The film begins with Ilsa (Brun), the apparent ‘final girl’, facing off against and apparently recognizing the killer, then flashes back to the arrival of the various guests – wanted and unwanted. It isn’t exactly a novel scenario, and nor are the characters particularly fresh either. Indeed, they might as well be wearing neon signs: “the stoner,” “the creepy one” or “the nice guy”, archetypes which were largely cliches when Scream came out, and haven’t exactly improved with age. However, what the script does particularly well, is create and sustain an atmosphere of increasingly hysterical and self-destructive paranoia, as the party of nine turns in on itself. This may be the first genre movie I’ve seen where the victims end up offing more of themselves than the killer.
There is also a good sense of progression to the deaths. Apparently deliberately, the first couple of victims are dispatched in ways that are almost trivial. However, the longer things go on, the nastier and more brutal things become, to the point where even hardened horror fans like ourselves were wincing. Not necessarily uber-gory, note; this is as much the product of things like sound design, as torrents of blood. This probably reaches its peak where a survivor is desperately seeking ammunition for their nail-gun. Except, the only ones available have previously been embedded into someone’s head, and need to be dug out. With their fingers. Well played, film-makers. Well played. I’ll tolerate a certain lack of imagination in characters when, as here, the effort has clearly gone somewhere else.

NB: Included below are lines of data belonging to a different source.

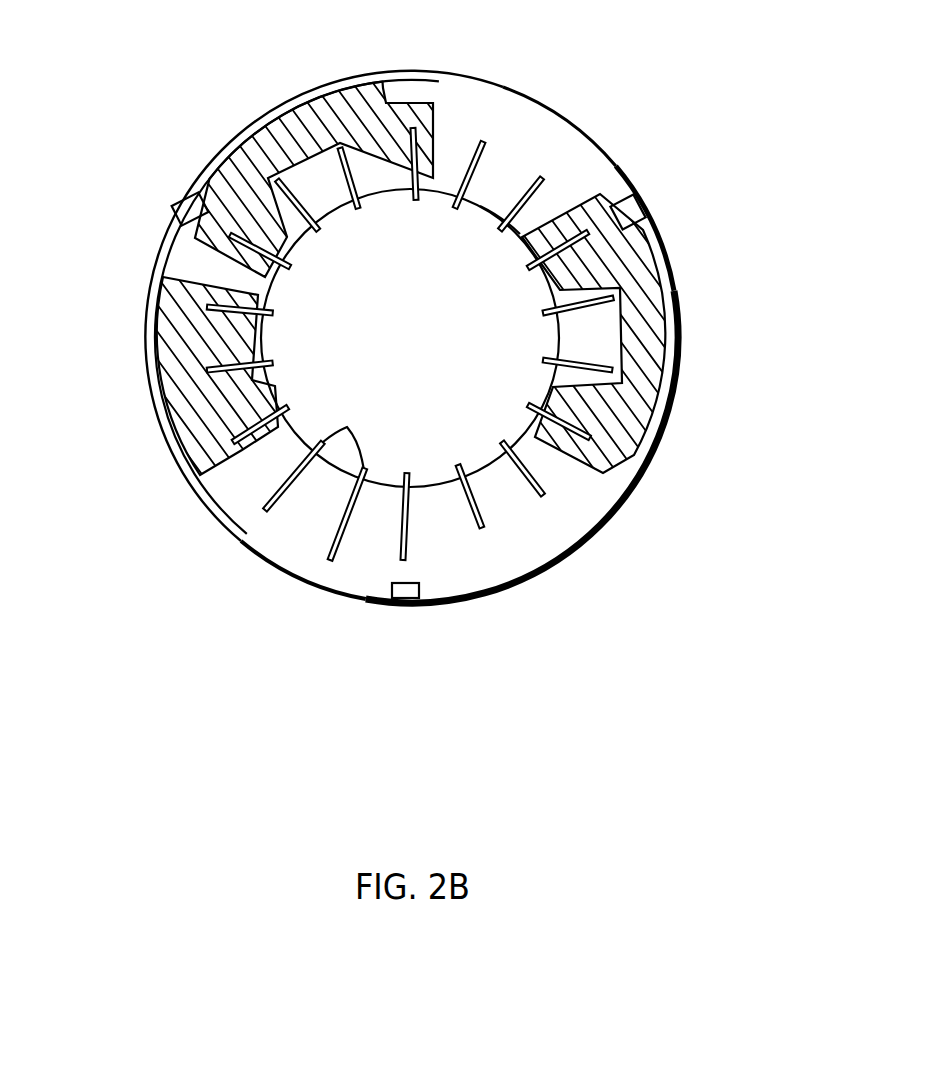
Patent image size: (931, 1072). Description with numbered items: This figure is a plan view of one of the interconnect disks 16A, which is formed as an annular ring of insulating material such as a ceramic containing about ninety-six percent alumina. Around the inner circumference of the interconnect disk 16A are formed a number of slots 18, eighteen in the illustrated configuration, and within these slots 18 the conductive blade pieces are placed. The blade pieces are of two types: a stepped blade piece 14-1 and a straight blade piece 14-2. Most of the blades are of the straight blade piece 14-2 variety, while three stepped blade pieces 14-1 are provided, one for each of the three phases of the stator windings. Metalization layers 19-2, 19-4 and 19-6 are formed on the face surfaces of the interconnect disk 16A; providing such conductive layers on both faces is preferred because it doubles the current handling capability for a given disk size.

The interconnect disk 16A is at (795, 30).
The metalization layer 19-4 is at (268, 122).
The metalization layer 19-6 is at (203, 416).
The metalization layer 19-2 is at (640, 266).
The stepped blade piece 14-1 is at (347, 427).
The straight blade piece 14-2 is at (452, 208).
The slot 18 is at (487, 142).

The motivation for the killer makes a surprising amount of sense too – certainly better than most explanations. It’s directly mentioned early on, but you have almost no chance of spotting it, until you’re reminded in the climax. In style and approach, as well as the overall sense here of morbid wit, this is not a million miles removed from Scream Queens, the “sorta spin-off” from American Horror Story on Fox [though Ilsa makes for a considerably more likeable heroine than Chanel Oberlin]. Much like that series too, this movie seems to improve the further in you go. What initially feels like little more than another bunch of over-aged teens being offed, turns out to have more than its share of unexpectedly horrific pleasantries.